ICTEAM - Public Thesis defense - John Aoga

July 09, 2019

14:00-17:00

Louvain-la-Neuve

Place du Levant, 3

Global Constraints for Mining Sets and Sequences

pour l’obtention du grade de Docteur en sciences de l’ingénieur et technologie

The purpose of Pattern Mining (PM) is the discovery of patterns, knowledge, and information in data (textual or structured). Major concerns in the design of PM algorithms include the efficiency (in time and memory consumption) and the flexibility of the mining algorithms. The flexibility means that one can add preferences/constraints to guide the mining process in finding relevant patterns.
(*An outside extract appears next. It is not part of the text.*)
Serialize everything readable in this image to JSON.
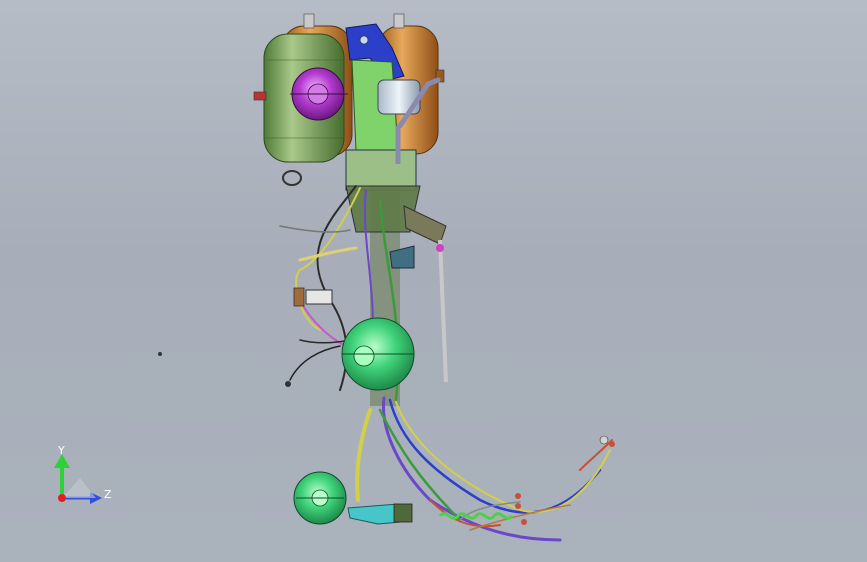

In recent years, the paradigm of Constraint Programming (CP) has been introduced in PM. CP is a way of solving combinatorial problem by separating its resolution into two steps: the modeling of the problem and the search for solutions. This way, CP is sufficiently flexible in the addition of new constraints.

However, existing approaches towards standard and CP-based PM represent different trade-offs between these concerns (flexibility and efficiency): standard PM methods are highly efficient but lack in terms of flexibility. On the other hand, CP-based PM methods are very flexible but less efficient.
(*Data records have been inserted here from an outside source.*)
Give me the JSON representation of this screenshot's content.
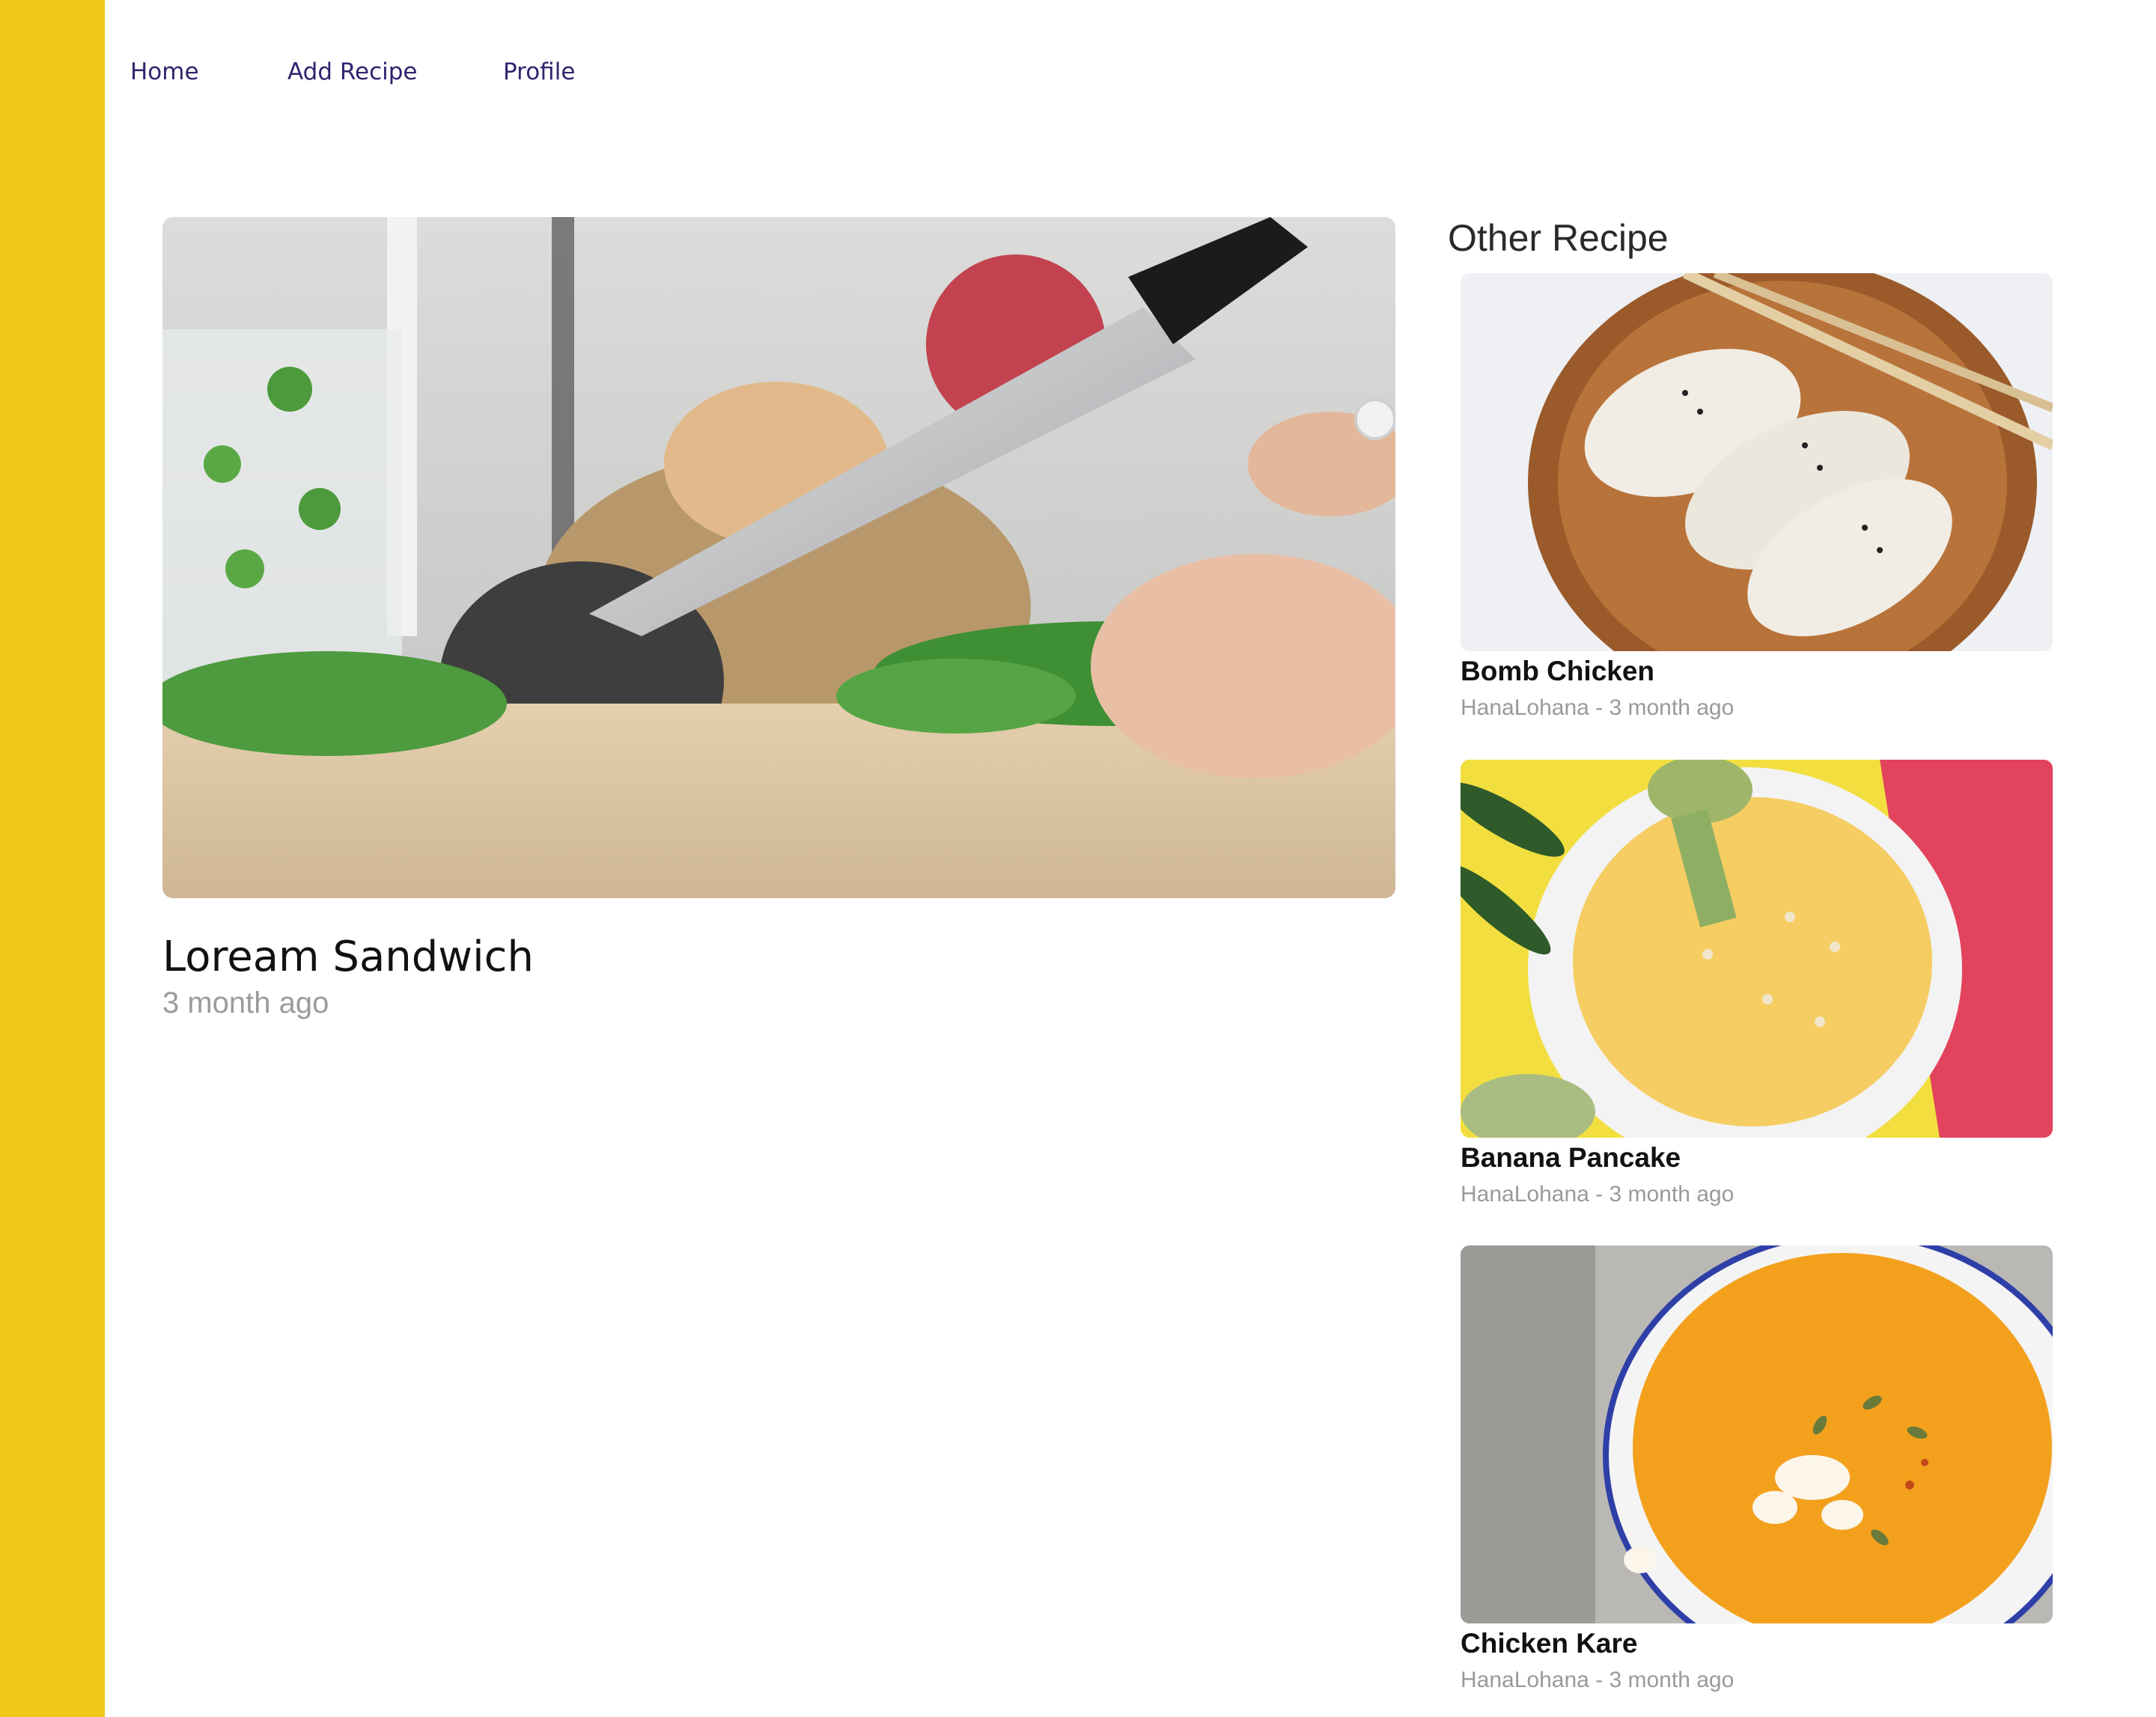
{
  "nav": {
    "home": "Home",
    "add_recipe": "Add Recipe",
    "profile": "Profile"
  },
  "featured": {
    "title": "Loream Sandwich",
    "time": "3 month ago",
    "image": "chopping-cilantro-photo"
  },
  "other": {
    "heading": "Other Recipe",
    "items": [
      {
        "title": "Bomb Chicken",
        "meta": "HanaLohana - 3 month ago",
        "image": "dumplings-photo"
      },
      {
        "title": "Banana Pancake",
        "meta": "HanaLohana - 3 month ago",
        "image": "yellow-soup-photo"
      },
      {
        "title": "Chicken Kare",
        "meta": "HanaLohana - 3 month ago",
        "image": "orange-soup-photo"
      }
    ]
  },
  "colors": {
    "sidebar": "#EFC81A",
    "nav_text": "#2E266F"
  }
}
Furthermore, standard PM typically relies on effective data structures and algorithmic improvements, where CP-based PM relies on the power of declarative tools. In this work we aim to reconnect the two approaches to maximize both flexibility and efficiency:

  • we propose new algorithms for PM using CP, in which PM problems are modeled as global constraints;
  • we show that through these global constraints one can combine ingredients from both PM and CP to build effective data structures and efficient filtering algorithms.

We experimentally demonstrate that our approaches perform well in terms of efficiency on a variety of benchmarks despite its flexibility. We show that these global constraints can be (i) combined with existing constraints in CP such as regular expression and grammar constraints, (ii) used as a building block in learning tasks such as discriminative patterns and rule-based models.